Push for European Digital Libraries Begins
The European Commission (EC) also is giving chase to Google. It unveiled a strategy Fri. to make all of Europe’s written and audiovisual heritage available online. Digitizing the Continent’s historic and cultural heritage will “make it usable for European citizens for their studies, work or leisure and will give innovators, artists and entrepreneurs the raw material that they need,” the EC said.
“Without a collective memory, we are nothing, and can achieve nothing. It defines our identity and we use it continuously for education, work and leisure,” Information Society and Media Comr. Viviane Reding: “The Internet is the most powerful new tool we have had for storing and sharing information since the Gutenberg press, so let’s use it to make the material in Europe’s libraries and archives accessible to all.”
EC policymakers will take comments on their proposal in an online consultation ending Jan. 20. The results will be shaped into a proposal on digitization and digital preservation to be presented in June. Education and Culture Comr. J?n Figel stressed the importance of European cooperation. The project is “an obvious necessity,” he said: “It is about ensuring preservation and access to our common cultural heritage for the future generations.”

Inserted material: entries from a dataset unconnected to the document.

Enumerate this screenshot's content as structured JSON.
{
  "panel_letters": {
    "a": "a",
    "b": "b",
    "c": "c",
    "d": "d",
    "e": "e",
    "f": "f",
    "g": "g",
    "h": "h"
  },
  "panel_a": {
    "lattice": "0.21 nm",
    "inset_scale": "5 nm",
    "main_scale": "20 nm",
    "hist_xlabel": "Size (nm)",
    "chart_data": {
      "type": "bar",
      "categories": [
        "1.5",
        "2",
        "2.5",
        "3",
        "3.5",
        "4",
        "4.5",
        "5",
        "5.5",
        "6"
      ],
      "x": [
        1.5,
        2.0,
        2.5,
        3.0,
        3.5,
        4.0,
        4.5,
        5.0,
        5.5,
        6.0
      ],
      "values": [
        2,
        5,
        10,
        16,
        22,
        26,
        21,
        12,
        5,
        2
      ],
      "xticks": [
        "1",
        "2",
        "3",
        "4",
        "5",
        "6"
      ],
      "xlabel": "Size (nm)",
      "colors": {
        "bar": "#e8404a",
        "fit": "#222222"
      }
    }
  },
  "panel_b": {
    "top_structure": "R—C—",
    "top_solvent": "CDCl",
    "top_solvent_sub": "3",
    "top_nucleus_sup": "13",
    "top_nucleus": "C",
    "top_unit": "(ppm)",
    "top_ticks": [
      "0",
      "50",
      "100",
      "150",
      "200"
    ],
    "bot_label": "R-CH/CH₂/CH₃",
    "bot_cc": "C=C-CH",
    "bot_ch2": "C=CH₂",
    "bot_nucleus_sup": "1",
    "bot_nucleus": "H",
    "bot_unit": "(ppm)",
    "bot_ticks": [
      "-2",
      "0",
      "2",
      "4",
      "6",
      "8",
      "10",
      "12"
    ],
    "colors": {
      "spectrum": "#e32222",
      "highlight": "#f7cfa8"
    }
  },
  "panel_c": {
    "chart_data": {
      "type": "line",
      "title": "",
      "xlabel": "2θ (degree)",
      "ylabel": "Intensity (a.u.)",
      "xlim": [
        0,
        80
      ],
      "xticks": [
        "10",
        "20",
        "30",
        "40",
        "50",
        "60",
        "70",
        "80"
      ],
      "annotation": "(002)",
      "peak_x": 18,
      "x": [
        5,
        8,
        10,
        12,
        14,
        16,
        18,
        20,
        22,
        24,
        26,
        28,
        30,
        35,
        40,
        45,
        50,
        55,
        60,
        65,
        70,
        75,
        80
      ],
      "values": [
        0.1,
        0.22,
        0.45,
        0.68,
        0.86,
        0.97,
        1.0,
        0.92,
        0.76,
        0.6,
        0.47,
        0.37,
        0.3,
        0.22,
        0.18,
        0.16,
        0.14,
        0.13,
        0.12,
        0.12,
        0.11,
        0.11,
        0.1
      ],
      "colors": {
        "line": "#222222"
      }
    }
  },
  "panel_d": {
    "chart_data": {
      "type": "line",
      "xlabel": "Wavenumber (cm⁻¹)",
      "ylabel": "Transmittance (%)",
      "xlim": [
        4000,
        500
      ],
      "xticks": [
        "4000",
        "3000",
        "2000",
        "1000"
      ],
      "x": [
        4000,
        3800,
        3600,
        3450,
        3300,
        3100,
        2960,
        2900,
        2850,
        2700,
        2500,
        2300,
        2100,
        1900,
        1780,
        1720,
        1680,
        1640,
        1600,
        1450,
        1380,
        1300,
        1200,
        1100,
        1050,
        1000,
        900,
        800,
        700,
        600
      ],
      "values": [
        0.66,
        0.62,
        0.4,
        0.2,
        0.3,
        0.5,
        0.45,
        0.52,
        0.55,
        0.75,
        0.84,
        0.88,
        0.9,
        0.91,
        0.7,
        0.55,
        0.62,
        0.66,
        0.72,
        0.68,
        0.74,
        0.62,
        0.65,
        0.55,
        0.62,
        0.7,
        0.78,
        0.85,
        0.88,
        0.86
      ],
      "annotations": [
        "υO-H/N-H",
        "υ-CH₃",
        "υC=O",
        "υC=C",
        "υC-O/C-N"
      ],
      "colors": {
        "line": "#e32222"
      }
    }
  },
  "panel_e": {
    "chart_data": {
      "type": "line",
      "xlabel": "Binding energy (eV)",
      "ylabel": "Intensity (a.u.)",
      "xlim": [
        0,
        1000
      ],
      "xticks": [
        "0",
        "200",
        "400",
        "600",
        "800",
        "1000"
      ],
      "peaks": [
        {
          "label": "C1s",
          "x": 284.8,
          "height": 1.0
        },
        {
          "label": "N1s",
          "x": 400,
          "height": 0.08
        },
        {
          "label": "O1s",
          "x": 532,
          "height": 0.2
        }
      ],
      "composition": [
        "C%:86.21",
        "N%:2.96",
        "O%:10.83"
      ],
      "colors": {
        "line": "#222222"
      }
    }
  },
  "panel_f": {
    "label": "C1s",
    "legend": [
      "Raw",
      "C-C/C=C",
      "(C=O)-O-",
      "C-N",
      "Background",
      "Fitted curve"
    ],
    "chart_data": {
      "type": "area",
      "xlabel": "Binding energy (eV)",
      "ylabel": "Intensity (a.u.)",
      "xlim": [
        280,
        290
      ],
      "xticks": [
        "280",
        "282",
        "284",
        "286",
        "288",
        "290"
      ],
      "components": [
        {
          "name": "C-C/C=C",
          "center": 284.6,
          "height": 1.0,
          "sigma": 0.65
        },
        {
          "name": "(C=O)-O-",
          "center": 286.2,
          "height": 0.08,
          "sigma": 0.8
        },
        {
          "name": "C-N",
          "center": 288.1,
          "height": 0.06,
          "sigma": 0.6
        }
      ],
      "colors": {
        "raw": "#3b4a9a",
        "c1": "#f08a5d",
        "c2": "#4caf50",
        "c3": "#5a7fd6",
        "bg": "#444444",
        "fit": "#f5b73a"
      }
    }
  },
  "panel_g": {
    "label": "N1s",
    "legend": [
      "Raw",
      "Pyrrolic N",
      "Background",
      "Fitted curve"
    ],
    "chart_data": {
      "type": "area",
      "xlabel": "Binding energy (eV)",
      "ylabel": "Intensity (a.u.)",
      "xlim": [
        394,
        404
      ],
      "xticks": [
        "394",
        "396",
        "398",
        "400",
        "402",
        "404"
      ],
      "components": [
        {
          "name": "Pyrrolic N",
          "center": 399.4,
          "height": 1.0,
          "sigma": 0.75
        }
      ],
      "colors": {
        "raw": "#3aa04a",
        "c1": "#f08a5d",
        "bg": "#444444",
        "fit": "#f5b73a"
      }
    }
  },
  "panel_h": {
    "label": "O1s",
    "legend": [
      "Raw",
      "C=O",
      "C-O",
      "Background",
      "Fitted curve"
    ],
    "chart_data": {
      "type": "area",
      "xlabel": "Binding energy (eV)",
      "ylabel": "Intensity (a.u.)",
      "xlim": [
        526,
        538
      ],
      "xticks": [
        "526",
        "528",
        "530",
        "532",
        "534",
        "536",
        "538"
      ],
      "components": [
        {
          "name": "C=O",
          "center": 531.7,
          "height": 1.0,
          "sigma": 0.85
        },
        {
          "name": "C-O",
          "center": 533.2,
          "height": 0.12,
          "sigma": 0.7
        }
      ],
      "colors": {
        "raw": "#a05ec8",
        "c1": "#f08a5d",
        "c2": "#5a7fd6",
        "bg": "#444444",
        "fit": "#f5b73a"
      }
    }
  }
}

The EC archiving project includes books, film, photos, manuscripts, speeches and music. Compilers will have to mine a mountain of work. Europe’s libraries hold about 2.5 billion books and bound periodicals, plus millions of hours of film and video in broadcast archives. EC guidance covers digitization, online accessibility and digital preservation. Some EC member states have proposed similar actions, but the approach is fragmented, officials said. To avoid redundancy and incompatibility, the EC urged countries and major cultural institutions to join its effort.
The Commission will add coordination and funding through its research programs and the eContentplus program. Consultation results also will be incorporated into related initiatives like a 2006 review of EU copyright rules and the 2007 implementation of community R&D programs. A high level group on digital libraries will advise the EC on how best to address EC-level challenges. Collaboration among countries will be facilitated by an update of the Lund action plan, which defines how to foster and improve digitization of cultural and scientific heritage. To measure progress, the process will use quantitative indicators, the Commission said.
The EC is contributing 36 million for research for the rest of 2005, with digital preservation efforts to expand considerably in years to come, the EC said. The eContentplus program, a community effort to make digital content in Europe more accessible, usable and exploitable, will contribute 60 million toward making national digital collections and services interoperable and aiding multilingual access and use of cultural material.